TRE-PB Suspende Pesquisa Eleitoral do Instituto Veritá: Falta de Isonomia e Falhas Territoriais Levantam Bandeiras Vermelhas

TRE-PB Suspende Pesquisa Eleitoral do Instituto Veritá: Falta de Isonomia e Falhas Territoriais Levantam Bandeiras Vermelhas

TRE-PB suspende pesquisa eleitoral do Instituto Veritá e aponta falhas graves na coleta e representatividade dos dados

O Tribunal Regional Eleitoral da Paraíba (TRE-PB) tomou uma decisão que impacta diretamente o cenário eleitoral do estado, suspendendo a divulgação de uma pesquisa realizada pelo Instituto Veritá. A medida atende a um pedido de urgência do Diretório Estadual do Democracia Cristã (DC), que apontou sérias irregularidades no levantamento, registrado sob o número PB-07578/2026.

A magistrada relatora Renata Barros de Assunção Paiva determinou que o Instituto Veritá se abstenha de veicular os resultados da pesquisa sobre os cargos de governador e senador. O descumprimento da ordem judicial implicará em multa de R$ 10 mil por ato, com um limite inicial de R$ 100 mil, buscando garantir a integridade do processo eleitoral.

As inconsistências apontadas pelo DC e acolhidas pela Justiça incluem a inclusão de questionamentos sobre a Presidência da República em um registro estadual, a omissão de candidatos em simulações de segundo turno e falhas metodológicas significativas. Conforme relatado pela fonte, essas falhas comprometem a **isonomia e a fidedignidade** da pesquisa, elementos cruciais para a confiança pública no processo eleitoral.

Isonomia Comprometida em Simulações de Segundo Turno

Um dos pontos centrais da decisão judicial foi a **falta de isonomia** observada nos cenários simulados para um eventual segundo turno. Enquanto a pesquisa incluiu seis candidaturas no primeiro turno, apenas três foram consideradas nos confrontos diretos. A juíza relatora destacou que essa discrepância pode configurar uma **afronta à resolução do Tribunal Superior Eleitoral (TSE)** e à igualdade entre os concorrentes.

A magistrada ponderou que a circunstância evidencia, em princípio, possível ofensa ao artigo 3º da Resolução-TSE nº 23.600/2019 e à isonomia entre as candidaturas.
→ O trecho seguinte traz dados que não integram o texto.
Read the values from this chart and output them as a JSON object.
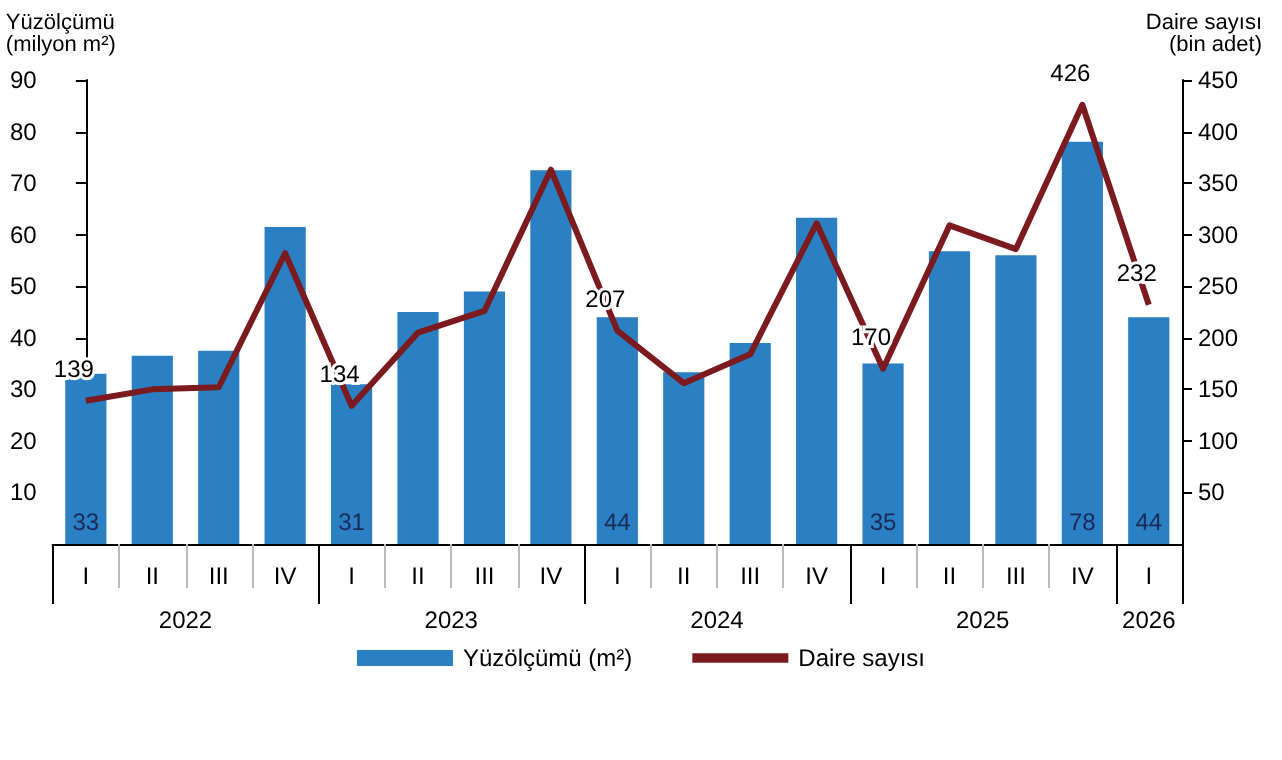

Essa observação sublinha a importância de que todas as simulações reflitam de maneira justa e equitativa as diferentes combinações possíveis no pleito.

Dúvidas na Fiscalização Territorial e Metodologia Telefônica

Outro pilar da decisão judicial reside nas **dúvidas sobre o controle e a auditoria da abrangência geográfica** das entrevistas. O texto da decisão registrou que os elementos apresentados levantam questionamentos sobre a capacidade de aferir a correspondência entre os entrevistados alcançados e as unidades territoriais definidas no plano amostral.

A metodologia utilizada, baseada em entrevistas telefônicas, foi criticada pela falta de clareza nos filtros de tempo de residência, escolaridade, faixa de renda e, crucialmente, na fiscalização territorial da amostragem. Essa falta de transparência metodológica gera apreensão quanto à **representatividade real da pesquisa**.

Instituto Veritá Tenta Justificar Perda de Objeto, Mas É Rejeitado

Em sua defesa, o Instituto Veritá alegou a perda de objeto da ação, afirmando ter decidido internamente não concluir o levantamento e, portanto, não haveria resultados para divulgar. No entanto, a juíza rejeitou essa tese, observando que a pesquisa ainda constava ativamente no sistema oficial de registros do TSE (PesqEle).

A magistrada ressaltou que a alegação de perda superveniente do objeto não impedia, naquele momento, a análise do pedido de tutela de urgência, uma vez que o registro permanecia ativo. Isso justificou a manutenção do pedido inibitório para evitar a divulgação indevida de dados.

Urgência Justificada pelo Calendário Eleitoral

Diante do avançado calendário eleitoral e da iminência da publicação dos dados, a relatora fundamentou a **urgência da intervenção judicial**. A circulação dos resultados antes de um exame mais aprofundado da controvérsia poderia gerar efeitos de difícil reversão no processo eleitoral, comprometendo a lisura do pleito.

A decisão de suspender a pesquisa do Instituto Veritá reforça a importância da fiscalização e da transparência nos levantamentos eleitorais, garantindo que as informações divulgadas à população sejam confiáveis e metodologicamente sólidas, contribuindo para um debate eleitoral mais informado e justo.